Spirit offered a message of encouragement recently, which touched me deeply and personally. I hope you find the message as eye opening as I did.
Exhaustion can become a tangible part of our journey of inner healing. We have so much to learn, it seems, the constant inner struggle can be one to overwhelm. Reflecting on our personal situation can lead us to a state of being completely fed up, from time to time.
“One more moment with me and I will go completely insane!”
We might even launch into a state of wrath and turn on ourselves with vicious criticism and venomous rejection.
“Come ON, already! Get it together!”
This loving message is offered as a mirror to the way in which we sometimes speak to ourselves, during our lowest moments. Know ahead of time, (so as not to be shocked as I was) Spirit is asking us to play with the idea that this is you, speaking to you, in this channeling.

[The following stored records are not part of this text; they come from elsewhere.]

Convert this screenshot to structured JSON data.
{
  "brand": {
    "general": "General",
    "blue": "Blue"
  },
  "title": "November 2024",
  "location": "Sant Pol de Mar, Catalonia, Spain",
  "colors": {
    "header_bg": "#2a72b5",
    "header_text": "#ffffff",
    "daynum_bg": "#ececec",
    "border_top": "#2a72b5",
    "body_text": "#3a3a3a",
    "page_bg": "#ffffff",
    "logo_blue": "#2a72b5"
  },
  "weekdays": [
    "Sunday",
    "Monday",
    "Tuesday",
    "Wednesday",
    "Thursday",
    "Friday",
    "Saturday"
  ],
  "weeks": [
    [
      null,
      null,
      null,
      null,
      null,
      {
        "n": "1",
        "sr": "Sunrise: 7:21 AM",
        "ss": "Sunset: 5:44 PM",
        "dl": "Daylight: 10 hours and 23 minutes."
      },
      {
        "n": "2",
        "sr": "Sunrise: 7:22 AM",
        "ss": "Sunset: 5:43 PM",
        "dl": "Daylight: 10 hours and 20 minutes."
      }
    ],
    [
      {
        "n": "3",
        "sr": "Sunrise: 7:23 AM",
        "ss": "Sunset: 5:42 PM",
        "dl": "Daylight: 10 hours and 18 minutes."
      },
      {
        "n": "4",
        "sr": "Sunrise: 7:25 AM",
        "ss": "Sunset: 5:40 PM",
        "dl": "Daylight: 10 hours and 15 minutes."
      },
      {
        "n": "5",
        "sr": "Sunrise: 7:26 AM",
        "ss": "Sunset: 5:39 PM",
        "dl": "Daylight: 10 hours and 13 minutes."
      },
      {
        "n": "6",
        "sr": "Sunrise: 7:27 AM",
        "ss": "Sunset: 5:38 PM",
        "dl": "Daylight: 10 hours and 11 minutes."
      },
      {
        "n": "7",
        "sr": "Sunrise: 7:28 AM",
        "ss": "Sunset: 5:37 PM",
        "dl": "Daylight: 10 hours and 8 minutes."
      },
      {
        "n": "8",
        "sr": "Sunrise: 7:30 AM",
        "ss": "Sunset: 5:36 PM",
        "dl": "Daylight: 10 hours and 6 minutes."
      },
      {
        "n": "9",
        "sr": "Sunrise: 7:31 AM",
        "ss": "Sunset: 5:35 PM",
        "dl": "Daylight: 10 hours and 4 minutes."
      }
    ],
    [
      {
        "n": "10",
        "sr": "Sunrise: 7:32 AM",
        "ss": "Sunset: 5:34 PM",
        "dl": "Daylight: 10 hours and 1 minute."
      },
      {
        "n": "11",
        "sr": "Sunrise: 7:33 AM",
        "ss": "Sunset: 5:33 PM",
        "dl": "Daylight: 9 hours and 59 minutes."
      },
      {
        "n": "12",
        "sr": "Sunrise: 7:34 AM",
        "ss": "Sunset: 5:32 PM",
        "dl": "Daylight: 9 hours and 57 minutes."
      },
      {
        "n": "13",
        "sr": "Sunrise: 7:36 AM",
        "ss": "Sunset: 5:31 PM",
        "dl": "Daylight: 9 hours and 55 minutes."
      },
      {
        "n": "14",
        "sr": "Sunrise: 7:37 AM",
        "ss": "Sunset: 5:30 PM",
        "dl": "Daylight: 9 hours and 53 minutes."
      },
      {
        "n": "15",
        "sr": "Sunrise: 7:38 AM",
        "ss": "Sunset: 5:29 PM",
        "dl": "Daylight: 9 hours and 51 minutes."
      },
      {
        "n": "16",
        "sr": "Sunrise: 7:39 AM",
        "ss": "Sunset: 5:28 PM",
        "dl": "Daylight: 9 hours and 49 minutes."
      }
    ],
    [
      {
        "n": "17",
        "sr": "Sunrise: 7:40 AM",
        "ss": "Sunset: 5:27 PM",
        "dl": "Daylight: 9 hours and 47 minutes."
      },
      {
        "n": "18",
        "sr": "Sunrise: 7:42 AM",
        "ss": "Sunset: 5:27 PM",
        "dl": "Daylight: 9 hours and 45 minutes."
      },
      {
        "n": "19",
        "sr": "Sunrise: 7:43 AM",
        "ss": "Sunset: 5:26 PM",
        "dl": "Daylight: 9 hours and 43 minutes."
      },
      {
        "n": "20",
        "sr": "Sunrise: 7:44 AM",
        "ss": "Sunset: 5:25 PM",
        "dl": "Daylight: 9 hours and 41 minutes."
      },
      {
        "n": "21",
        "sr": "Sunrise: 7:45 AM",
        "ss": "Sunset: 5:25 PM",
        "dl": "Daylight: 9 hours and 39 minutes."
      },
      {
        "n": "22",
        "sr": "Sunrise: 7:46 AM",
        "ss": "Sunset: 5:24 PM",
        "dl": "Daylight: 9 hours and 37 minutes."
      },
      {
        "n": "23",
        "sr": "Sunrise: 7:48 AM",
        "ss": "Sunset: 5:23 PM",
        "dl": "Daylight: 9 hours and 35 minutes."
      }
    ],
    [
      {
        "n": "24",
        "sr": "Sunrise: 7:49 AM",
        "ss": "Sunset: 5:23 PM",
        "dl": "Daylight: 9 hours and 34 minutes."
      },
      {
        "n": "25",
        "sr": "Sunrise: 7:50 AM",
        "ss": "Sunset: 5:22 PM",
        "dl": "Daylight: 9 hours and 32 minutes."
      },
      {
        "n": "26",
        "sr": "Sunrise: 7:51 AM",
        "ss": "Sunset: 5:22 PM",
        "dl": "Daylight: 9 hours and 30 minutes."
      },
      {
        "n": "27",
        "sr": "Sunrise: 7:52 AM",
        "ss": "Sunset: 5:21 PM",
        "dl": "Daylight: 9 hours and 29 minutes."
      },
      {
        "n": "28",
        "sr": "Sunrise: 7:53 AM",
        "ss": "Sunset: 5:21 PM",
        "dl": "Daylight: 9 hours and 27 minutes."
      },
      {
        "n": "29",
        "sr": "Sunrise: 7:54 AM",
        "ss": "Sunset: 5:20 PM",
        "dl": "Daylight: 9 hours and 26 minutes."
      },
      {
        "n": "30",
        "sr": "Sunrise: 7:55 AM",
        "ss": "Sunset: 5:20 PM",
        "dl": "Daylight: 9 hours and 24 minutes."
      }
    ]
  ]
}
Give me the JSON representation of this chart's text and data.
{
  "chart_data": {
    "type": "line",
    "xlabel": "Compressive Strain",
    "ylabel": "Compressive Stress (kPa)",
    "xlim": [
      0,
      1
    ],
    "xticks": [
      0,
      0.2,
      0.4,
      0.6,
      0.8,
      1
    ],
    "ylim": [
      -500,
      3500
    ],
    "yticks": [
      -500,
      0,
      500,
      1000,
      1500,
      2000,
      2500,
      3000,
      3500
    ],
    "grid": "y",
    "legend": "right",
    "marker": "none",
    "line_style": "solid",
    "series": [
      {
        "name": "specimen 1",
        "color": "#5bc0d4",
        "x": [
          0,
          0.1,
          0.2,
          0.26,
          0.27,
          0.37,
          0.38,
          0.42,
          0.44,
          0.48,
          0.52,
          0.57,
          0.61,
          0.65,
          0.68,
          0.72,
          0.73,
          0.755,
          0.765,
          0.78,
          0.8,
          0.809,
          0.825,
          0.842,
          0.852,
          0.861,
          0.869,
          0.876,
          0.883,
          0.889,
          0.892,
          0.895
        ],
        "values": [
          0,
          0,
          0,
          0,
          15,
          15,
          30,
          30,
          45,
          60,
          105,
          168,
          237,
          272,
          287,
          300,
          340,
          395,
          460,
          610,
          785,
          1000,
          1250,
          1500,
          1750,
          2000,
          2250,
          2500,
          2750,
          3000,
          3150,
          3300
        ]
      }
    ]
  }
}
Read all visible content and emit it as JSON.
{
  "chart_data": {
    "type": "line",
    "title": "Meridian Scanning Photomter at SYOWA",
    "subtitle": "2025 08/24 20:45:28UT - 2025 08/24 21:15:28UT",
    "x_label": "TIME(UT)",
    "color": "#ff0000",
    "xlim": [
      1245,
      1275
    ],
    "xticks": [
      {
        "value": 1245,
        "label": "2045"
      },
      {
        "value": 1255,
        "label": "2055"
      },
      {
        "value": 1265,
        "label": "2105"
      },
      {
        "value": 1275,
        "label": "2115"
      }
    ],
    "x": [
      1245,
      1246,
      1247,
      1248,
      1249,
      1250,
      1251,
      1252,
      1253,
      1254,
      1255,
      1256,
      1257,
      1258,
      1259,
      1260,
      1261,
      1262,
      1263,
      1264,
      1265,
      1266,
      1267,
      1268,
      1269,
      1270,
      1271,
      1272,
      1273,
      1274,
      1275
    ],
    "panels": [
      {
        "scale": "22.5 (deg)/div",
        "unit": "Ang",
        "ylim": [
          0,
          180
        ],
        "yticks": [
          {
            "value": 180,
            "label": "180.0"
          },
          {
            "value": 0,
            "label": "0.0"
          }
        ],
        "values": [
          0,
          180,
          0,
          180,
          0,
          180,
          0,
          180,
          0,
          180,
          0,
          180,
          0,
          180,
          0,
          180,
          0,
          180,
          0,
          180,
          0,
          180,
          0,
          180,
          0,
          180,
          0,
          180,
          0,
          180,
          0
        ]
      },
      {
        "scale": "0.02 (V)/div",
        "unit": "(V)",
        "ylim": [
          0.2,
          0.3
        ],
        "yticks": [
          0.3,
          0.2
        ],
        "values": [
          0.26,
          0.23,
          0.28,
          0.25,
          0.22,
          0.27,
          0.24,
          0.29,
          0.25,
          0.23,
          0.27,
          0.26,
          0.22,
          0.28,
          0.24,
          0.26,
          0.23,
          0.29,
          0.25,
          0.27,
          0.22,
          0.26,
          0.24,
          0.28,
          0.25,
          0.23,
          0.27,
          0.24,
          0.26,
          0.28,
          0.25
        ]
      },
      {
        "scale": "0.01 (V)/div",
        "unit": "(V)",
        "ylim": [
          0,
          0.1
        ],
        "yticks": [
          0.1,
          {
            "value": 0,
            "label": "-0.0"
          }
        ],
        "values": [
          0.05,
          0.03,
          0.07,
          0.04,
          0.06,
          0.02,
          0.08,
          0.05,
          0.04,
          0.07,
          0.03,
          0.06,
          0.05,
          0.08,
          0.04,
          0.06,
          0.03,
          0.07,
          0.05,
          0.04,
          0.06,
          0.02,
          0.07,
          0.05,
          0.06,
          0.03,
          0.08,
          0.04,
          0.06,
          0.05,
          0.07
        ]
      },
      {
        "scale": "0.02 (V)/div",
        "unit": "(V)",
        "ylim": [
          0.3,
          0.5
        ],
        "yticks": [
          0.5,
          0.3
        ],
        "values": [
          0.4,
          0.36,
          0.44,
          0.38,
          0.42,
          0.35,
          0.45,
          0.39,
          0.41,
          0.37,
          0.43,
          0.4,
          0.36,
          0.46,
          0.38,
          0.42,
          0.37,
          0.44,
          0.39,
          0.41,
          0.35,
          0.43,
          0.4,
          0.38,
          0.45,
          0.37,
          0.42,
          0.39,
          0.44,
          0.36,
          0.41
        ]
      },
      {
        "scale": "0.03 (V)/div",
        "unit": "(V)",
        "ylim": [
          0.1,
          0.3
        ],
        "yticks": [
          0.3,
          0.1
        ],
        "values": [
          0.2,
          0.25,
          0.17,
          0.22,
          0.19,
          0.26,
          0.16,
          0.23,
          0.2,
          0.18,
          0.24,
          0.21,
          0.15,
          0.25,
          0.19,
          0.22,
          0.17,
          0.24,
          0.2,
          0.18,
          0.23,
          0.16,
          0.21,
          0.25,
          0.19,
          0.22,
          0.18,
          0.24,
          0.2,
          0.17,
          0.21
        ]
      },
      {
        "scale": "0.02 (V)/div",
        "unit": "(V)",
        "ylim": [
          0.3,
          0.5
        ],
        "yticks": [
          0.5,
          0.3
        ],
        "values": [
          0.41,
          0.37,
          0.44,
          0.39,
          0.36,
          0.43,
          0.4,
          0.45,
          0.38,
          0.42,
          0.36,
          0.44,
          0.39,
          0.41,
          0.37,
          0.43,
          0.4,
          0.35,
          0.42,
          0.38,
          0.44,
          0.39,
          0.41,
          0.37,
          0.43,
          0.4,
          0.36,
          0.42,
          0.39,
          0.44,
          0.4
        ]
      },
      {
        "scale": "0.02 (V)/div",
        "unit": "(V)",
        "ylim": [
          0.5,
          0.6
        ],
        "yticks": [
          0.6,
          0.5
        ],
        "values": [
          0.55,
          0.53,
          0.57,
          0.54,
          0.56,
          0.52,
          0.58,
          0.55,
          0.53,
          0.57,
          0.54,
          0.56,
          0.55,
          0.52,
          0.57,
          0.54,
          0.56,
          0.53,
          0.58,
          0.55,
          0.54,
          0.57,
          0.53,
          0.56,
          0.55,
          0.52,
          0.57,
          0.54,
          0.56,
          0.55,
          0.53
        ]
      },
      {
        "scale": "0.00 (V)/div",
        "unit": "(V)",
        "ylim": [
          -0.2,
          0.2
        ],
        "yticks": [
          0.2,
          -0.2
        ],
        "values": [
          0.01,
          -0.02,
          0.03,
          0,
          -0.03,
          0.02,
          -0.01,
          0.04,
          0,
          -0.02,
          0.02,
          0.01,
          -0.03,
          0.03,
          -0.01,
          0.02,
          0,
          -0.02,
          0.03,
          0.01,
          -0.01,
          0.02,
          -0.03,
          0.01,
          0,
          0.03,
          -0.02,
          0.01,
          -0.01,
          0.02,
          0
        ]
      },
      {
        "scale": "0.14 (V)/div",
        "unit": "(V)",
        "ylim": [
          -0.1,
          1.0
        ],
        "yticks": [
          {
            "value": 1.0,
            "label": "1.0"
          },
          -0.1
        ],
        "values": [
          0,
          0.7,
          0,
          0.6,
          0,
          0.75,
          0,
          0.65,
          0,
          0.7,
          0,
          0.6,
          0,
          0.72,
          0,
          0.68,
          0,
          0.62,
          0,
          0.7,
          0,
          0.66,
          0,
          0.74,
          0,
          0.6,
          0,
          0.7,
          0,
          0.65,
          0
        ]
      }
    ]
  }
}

Come with me, and find compassion in your heart, for the one who needs you most during times of distress. Who other than you, yourself?
I close my eyes and open my heart to the highest good of all. The loving energy I recognize as Spirit appears and words begin to flow, beginning always with a phrase of acknowledgement for our connection, one to the other.
I can count on you
When I come to call
Let me be the one to share
Spirit asks me to keep in mind, that without comprehending the lesson before learning it, I must trust what I know of Spirit to my core, or miss the love inherent in the message. I didn’t understand this at the time, which allowed for the lesson to be fully felt – much to my great appreciation after the fact. Spirit cautions, I may find myself listening from a place in my journey that is no longer where I am today with these words.
Although you think you know
The intention of my heart
All manner of changes have occurred
Since we last spoke
The you, you thought you knew
Has changed substantially
As words continue to flow I find myself deeply taken aback (having missed Spirits’ caution). Sickened by the words moving through, I fight the urge to disengage. Is this a dark spirit, spitting harsh words to some poor suffering soul? I vow in the moment to never share these words for fear of crushing someone to their core. Surrounding myself with love and light, I distance myself purposefully from the spiteful energy speaking through me and continue to channel from a place of safety.
What happens next takes me by surprise. As the words continue to flow, I recognize I can relate quite profoundly to what I hear with fear that others may have thought these very words of me. I cringe as I continue to write, imagining how devastating it would be to have someone speak to me in this way.
The voice in spirits says:
I am no longer willing to listen
To the whining and complaining of your heart
There is no place for me in it
I refuse to take part!
Do you understand
How exhausting you’ve become?
One minute happy
No amount of love and support
Could touch the depth of your grief
I’m no longer willing
To be the one you call on
There ain’t no way baby!
Take this energy elsewhere!
Let your own healing begin
Without my presence
I’m no longer willing to be there for you
Let go of your constant badgering
Be gone with you
That part of you that bleeds me dry
It’s up to you now,
To find your own path to healing
Although utterly confused, knowing in my heart this is not Spirit speaking to me directly, I cannot help but ask anyway. With furrowed brow I wonder, “Is Spirit forsaking me?”
“Are you speaking to me?” I ask.
Spirit immediately reassures me,
Be one with the idea
That we will never part
That we are one
On all levels
Now the lesson is imparted.
Be kind to yourself
And you are kind to me
Be kind to yourself
This is you
Speaking to you
Gather all of who you are
Into one room
Then celebrate you
In all your many facets
And you will know what love is
Do you see how the ‘dark energy’ was really a reflection of myself? There was no evil spirit trying to speak through me in this instance. The negative energy I encountered was my own darkness manifest into an external state dancing before me in hopes I might recognize my own punitive state of being, and do something about it.
Isn’t it an shocker to recognize that while we may not imagine we would ever speak so harshly to someone we know and love, all along, we can be one who speaks this way ––to ourselves!
With loving gratitude, I thank Spirit for reminding us that the words we choose when speaking to Self is deeply felt. We can abandon ourselves when in the greatest need without being aware of it on a conscious level. Through this channeling, Spirit invites us to raise our awareness of our internal dialogue in order to reconsider our approach, if we recognize ourself in this story. Words of loving kindness toward self, will indeed serve to support and encourage our soul self, to a far greater depth than we may be aware.
Be your own best friend!
Here’s to your courageous spirit as you move forward with love on your earth journey! Know you are never alone, even if you choose to separate yourself from yourself at times, in order to gather the strength necessary to move forward with fortitude.